Alors, elle avait entendu l'équipage murmurer qu'elle n'arriverait peut-être pas à destination saine et sauve, après tout, et que le capitaine lui prendrait peut-être tout ce qu'elle avait donné et finirait par la vendre à un esclavagiste et que, au moins, il partagerait le butin en la livrant à l'équipage.
Stephania ne le permettrait jamais. Elle préférerait mourir. Cependant, il était beaucoup plus facile de tuer.
Elle se faufila silencieusement hors du lit et regarda par un des petits hublots de la cabine du capitaine. Port Leeward s'étendait pas très loin et la poussière tombait sur la ville depuis les falaises qui la surplombaient, visible même dans la demi-lumière de l'aube. C'était une ville laide, usée et exiguë. Même d'ici, Stephania voyait que c'était forcément un endroit plein de violence. Kang avait dit qu'il n'osait pas s'y rendre la nuit.
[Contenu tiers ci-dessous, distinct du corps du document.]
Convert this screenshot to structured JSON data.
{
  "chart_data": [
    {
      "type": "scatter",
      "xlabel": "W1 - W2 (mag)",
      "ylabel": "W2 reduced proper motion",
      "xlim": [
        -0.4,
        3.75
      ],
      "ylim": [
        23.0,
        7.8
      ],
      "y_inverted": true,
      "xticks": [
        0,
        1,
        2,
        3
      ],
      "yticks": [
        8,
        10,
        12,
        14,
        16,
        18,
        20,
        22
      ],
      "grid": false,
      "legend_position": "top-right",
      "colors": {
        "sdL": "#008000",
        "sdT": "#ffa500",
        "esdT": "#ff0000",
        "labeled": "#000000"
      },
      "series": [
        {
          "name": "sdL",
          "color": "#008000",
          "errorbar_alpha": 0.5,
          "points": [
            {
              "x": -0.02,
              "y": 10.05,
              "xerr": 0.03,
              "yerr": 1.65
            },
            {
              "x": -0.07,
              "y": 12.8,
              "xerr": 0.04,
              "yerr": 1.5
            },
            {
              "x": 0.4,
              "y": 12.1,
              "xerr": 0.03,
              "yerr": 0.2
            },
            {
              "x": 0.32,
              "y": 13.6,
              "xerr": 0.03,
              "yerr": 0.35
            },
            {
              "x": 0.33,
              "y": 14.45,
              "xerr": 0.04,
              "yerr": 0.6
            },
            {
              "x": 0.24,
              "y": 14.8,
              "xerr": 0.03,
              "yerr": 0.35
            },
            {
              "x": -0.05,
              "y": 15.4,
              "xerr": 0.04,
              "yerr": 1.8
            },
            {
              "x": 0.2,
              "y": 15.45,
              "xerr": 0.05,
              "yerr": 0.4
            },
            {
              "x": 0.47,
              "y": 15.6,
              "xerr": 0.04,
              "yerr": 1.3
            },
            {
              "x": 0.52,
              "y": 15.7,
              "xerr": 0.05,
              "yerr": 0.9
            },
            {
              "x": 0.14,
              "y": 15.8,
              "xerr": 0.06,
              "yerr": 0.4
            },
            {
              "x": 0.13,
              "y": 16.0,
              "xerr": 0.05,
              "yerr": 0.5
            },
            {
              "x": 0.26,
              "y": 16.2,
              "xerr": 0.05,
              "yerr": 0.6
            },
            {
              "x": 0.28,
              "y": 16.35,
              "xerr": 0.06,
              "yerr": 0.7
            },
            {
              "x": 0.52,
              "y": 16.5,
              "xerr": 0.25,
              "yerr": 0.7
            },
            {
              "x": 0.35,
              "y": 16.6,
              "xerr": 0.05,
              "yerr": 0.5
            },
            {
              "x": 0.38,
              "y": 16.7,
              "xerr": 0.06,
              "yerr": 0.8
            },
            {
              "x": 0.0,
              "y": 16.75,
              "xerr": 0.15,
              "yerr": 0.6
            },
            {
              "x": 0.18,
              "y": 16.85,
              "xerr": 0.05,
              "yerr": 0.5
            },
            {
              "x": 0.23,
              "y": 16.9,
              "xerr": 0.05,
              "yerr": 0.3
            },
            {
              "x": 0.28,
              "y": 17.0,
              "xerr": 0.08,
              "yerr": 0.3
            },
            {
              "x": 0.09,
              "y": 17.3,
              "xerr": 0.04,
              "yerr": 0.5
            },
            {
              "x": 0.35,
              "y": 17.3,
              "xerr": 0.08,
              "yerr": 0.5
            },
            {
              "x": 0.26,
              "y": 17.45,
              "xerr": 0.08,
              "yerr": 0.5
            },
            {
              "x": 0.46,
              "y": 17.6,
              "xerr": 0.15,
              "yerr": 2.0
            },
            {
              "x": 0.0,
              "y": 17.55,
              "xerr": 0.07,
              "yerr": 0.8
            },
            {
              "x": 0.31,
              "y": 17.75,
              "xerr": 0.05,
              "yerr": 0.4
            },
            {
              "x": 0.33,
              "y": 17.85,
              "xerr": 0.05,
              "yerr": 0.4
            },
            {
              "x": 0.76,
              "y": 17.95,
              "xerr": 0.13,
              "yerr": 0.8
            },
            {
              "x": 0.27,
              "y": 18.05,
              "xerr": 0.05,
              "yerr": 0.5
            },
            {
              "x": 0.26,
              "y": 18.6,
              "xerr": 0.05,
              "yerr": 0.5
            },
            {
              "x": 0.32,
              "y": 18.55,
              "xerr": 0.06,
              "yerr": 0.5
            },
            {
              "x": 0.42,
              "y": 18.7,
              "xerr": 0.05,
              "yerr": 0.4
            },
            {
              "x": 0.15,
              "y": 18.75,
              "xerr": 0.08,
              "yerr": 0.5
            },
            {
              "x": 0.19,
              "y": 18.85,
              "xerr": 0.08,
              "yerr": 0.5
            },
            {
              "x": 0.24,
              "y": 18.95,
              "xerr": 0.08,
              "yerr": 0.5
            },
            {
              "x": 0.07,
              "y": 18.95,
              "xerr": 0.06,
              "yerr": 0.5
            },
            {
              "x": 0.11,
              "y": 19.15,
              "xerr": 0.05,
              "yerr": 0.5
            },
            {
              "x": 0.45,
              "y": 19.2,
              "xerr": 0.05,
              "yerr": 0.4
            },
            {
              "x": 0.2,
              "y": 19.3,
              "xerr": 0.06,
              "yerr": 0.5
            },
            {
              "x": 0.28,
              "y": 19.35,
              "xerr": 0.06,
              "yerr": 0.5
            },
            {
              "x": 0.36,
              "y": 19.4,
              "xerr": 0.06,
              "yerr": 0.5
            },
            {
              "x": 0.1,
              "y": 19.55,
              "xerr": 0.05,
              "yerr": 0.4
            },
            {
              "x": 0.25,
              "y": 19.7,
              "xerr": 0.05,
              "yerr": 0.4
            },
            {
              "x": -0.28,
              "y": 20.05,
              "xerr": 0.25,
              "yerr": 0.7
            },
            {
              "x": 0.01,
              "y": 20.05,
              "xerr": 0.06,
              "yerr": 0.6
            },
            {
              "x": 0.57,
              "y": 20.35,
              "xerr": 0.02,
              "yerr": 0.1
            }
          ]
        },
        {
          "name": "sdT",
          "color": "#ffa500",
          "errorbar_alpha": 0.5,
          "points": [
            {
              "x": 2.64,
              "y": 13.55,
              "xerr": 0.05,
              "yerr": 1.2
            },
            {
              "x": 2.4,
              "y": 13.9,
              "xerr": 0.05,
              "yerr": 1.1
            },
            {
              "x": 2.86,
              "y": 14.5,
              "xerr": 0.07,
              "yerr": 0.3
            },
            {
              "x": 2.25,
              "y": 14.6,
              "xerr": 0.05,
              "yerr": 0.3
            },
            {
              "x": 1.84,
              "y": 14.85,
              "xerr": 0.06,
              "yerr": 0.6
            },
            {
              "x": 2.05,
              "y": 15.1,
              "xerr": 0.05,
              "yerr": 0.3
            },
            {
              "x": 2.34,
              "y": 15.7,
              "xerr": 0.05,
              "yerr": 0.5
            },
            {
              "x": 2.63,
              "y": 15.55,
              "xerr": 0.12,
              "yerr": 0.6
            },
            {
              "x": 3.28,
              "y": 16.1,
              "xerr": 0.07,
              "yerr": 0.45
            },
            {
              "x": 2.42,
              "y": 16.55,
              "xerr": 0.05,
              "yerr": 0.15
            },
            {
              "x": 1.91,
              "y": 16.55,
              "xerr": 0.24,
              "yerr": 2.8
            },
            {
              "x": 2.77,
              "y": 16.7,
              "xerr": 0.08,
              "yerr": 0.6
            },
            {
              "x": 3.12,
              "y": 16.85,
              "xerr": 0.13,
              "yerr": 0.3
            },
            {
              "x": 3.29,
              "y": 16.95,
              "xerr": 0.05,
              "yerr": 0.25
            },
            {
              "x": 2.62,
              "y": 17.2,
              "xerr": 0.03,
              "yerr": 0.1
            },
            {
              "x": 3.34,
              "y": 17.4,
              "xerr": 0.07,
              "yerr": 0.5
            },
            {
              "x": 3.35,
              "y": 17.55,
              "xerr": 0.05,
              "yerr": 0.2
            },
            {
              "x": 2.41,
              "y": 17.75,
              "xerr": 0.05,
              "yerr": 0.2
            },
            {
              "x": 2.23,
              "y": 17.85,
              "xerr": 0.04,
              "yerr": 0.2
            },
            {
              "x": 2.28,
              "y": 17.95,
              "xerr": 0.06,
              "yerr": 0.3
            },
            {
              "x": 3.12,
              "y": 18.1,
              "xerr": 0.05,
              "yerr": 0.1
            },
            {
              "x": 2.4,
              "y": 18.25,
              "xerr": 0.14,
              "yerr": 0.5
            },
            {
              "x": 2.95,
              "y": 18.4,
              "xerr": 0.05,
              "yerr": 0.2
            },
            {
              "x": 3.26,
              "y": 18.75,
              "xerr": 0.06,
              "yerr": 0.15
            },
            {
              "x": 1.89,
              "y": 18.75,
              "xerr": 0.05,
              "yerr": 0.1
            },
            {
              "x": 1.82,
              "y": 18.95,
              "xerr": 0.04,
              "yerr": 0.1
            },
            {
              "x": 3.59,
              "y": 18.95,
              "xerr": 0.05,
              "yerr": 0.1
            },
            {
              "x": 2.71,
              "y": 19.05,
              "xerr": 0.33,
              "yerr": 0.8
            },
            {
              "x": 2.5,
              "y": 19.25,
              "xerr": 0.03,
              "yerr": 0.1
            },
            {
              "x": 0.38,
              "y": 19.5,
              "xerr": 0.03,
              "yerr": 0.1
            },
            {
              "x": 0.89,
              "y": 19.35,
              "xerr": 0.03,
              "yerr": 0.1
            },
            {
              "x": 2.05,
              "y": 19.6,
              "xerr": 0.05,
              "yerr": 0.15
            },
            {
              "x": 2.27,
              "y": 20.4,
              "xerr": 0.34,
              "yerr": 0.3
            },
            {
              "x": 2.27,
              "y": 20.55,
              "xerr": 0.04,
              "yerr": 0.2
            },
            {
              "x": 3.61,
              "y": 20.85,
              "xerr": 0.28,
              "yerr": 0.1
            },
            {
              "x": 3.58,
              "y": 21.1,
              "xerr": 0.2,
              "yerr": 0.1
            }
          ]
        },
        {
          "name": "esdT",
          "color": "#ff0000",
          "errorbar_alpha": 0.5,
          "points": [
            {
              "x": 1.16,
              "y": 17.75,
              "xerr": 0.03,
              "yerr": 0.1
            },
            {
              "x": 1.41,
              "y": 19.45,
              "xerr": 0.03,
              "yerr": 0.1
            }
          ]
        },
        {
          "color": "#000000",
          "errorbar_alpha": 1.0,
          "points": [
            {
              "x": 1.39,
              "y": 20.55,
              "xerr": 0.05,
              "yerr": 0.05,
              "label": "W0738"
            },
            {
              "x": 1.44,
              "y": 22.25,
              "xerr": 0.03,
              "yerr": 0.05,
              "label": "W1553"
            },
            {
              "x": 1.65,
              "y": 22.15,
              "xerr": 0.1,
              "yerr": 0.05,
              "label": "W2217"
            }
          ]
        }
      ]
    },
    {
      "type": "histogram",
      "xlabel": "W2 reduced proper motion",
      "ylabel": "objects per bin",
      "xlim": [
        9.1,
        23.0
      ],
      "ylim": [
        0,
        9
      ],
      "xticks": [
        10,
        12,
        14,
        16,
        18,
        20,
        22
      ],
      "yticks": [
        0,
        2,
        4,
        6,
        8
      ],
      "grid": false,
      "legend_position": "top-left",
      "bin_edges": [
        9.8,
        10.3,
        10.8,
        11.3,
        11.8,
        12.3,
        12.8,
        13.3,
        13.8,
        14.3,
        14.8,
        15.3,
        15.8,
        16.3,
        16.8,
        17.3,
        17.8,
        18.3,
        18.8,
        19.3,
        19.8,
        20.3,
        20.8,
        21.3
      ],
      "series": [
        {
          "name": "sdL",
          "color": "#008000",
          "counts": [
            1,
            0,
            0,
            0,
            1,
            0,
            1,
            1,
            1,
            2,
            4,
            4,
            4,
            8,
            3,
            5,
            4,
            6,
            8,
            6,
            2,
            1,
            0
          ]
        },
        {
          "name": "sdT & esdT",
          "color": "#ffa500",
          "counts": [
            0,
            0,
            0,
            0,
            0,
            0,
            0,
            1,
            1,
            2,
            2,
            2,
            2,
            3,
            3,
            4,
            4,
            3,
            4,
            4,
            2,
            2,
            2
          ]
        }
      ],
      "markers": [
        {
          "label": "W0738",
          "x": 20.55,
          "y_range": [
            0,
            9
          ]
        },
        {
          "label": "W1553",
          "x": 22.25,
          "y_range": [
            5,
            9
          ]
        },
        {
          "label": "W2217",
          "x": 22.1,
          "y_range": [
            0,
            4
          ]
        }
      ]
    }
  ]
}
Stephania avait supposé que ce n'avait été qu'une excuse pour se servir d'elle une fois de plus mais c'était peut-être plus que ça. Les marchés aux esclaves ne seraient pas ouverts dans l'obscurité, après tout.
Elle prit une décision et s'habilla discrètement, se remit son manteau et en inspecta les replis. Elle sortit une bouteille et du fil avec la précision d'une femme qui savait exactement ce qu'elle tenait. Si elle faisait une erreur maintenant, elle était morte. Soit le poison la tuerait soit ce serait Kang qui s'en chargerait à son réveil.
Stephania se plaça au-dessus du lit et aligna le mieux possible le fil sur la bouche de Kang. Il bougea et se tourna dans son sommeil et Stephania bougea avec lui en faisant attention à ne pas le toucher. S'il se réveillait maintenant, elle serait bien assez près de lui pour qu'il la frappe.